This Week in Computer History
Originally posted on wibc.com on 06/25/2012
June 21, 1981
IBM Retires Last “STRETCH” Supercomputer
IBM retired its last “STRETCH” mainframe, part of the 7000 series that represented the company’s first transistorized computers. At the top of the line of computers — all of which emerged significantly faster and more dependable than vacuum tube machines — sat the 7030, or “STRETCH.” Seven of the computers, which featured a 64-bit word architecture and other innovations, were sold to national laboratories and other scientific users. L. R. Johnson first used the term “architecture” in describing the STRETCH.
June 23, 1912
Computer pioneer Alan Turing is Born
Turing, a British mathematician, logician and cryptanalyst, played key roles in the conception and theoretical underpinnings of electronic computers. As a codebreaker at Bletchley Park in the U.K. during WWII, Turing led the team that cracked the ‘unbreakable’ Enigma code used by the German high command for battlefield communications. This has led some observers to speculate that Turing’s work alone shortened the war by two years, savings many lives.
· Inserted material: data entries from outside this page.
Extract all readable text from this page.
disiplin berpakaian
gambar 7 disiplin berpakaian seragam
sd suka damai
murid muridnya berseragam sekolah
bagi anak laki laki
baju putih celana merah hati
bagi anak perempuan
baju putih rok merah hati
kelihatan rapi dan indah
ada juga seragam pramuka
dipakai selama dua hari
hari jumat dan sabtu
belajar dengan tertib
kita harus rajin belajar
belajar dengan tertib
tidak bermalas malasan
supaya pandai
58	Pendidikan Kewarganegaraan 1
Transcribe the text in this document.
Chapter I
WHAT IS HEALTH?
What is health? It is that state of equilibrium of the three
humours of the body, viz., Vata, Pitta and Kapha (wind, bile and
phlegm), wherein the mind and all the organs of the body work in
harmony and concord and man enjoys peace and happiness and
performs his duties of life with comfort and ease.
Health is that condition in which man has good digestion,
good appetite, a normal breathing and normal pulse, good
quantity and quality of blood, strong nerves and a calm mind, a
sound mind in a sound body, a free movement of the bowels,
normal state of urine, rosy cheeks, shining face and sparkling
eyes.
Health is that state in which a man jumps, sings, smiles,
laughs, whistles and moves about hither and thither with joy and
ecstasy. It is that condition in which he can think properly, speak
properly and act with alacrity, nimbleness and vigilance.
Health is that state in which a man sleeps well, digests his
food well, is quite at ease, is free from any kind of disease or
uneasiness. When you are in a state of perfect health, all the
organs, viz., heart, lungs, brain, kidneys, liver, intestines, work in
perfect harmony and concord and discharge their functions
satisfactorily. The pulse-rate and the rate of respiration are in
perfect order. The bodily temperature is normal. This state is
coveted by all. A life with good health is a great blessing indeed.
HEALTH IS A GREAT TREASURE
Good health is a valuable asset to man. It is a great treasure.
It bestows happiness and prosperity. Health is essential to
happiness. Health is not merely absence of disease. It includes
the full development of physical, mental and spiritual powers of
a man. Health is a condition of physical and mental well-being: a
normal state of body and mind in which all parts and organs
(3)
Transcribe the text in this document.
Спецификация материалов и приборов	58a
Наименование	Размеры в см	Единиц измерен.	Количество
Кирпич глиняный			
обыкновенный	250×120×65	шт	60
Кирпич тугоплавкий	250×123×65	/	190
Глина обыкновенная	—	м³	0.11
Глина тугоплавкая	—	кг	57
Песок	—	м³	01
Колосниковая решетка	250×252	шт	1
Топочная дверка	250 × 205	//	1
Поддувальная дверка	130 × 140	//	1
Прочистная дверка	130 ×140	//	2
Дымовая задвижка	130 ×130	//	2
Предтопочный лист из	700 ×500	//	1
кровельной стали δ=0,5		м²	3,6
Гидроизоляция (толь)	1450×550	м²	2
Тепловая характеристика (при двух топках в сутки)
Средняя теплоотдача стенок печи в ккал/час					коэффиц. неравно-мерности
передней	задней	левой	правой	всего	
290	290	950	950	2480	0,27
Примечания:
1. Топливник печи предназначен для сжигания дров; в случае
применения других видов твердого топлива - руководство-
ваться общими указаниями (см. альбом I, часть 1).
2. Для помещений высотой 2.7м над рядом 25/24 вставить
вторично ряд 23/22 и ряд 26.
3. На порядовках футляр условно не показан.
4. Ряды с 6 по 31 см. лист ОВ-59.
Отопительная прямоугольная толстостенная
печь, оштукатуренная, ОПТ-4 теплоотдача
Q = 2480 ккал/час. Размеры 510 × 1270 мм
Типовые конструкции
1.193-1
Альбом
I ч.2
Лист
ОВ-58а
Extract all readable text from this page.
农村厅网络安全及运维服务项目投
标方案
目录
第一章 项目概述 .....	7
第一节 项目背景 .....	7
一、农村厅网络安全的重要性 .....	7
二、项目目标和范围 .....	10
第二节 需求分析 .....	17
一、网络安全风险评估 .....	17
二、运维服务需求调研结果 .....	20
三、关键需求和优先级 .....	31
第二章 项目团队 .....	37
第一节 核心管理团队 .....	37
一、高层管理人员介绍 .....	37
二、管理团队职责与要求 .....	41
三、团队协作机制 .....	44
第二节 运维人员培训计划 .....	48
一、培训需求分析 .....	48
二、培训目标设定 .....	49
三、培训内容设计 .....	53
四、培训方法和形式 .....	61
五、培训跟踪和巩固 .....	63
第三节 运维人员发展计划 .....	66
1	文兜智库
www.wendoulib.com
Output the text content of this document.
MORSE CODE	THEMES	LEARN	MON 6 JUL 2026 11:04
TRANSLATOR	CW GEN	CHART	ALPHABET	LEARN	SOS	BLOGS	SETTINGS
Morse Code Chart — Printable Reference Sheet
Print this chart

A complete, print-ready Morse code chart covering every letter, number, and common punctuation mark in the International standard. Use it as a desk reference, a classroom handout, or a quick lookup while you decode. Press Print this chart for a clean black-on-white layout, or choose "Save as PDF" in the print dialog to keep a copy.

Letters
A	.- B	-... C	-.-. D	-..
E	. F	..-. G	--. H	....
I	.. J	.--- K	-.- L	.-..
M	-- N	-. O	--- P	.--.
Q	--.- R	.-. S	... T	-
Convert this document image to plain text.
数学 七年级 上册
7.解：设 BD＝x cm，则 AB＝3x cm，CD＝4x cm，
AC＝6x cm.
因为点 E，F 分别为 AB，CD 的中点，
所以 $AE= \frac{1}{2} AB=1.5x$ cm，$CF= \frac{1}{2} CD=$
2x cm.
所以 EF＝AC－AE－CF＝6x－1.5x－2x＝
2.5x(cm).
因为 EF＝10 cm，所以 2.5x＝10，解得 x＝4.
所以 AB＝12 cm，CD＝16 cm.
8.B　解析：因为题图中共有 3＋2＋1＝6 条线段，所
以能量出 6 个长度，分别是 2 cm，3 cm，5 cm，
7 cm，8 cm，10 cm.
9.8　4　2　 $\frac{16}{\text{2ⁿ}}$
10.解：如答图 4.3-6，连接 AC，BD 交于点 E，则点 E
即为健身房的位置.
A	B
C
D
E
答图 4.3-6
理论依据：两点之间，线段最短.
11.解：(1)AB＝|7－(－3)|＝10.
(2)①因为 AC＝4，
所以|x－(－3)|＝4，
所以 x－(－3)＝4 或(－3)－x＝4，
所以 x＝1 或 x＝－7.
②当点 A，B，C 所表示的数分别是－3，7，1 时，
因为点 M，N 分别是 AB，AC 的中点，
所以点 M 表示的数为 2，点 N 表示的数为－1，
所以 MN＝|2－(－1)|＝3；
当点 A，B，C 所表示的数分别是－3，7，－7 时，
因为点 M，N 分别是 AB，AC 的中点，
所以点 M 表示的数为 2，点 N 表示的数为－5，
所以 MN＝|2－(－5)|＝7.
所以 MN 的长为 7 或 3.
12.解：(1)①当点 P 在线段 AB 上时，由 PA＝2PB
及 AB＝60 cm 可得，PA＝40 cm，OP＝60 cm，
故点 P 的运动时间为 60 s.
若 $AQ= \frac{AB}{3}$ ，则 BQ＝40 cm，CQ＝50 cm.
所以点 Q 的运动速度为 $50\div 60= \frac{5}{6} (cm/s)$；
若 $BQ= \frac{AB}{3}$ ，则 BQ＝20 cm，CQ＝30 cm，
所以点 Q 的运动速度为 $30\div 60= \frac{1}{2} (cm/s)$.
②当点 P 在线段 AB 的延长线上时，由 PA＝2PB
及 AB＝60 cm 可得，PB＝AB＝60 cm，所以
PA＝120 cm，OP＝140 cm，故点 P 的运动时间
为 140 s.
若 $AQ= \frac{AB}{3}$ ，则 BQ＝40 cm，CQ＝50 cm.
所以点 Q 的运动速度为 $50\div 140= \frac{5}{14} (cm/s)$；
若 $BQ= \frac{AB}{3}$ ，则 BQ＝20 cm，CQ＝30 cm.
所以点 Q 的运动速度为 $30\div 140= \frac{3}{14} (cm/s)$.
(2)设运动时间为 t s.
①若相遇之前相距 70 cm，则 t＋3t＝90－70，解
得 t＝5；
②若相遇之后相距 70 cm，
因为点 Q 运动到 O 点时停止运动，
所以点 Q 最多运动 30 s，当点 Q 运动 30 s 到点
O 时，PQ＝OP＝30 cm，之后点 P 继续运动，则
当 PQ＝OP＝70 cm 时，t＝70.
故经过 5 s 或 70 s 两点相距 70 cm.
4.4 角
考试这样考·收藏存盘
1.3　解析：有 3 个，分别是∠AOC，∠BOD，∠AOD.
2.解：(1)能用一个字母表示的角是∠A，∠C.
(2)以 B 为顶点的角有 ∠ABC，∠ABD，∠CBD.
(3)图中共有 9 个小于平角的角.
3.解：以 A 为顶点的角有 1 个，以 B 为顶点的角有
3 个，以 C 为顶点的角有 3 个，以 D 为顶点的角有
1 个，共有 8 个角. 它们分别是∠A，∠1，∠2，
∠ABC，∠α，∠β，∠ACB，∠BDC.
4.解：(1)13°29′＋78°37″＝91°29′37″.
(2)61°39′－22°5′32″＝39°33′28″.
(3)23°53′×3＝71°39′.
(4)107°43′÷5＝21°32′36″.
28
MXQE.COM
Turing is best-known today for his work on the idea of a ‘universal computer,’ one that could run any program. This has since become known as a “Turing Machine.” Turing apparently committed suicide by eating a cyanide-laced apple in 1954. He was 43.
June 25, 1981
Microsoft incorporated. Founded six years earlier by Bill Gates and Paul Allen, Microsoft grew out of the friends’ development of BASIC for the MITS Altair home computer kit. With later successes in its Windows operating system and software such as Word and Excel, Microsoft has grown to dominance in the personal computer software industry and billions of dollars of revenue.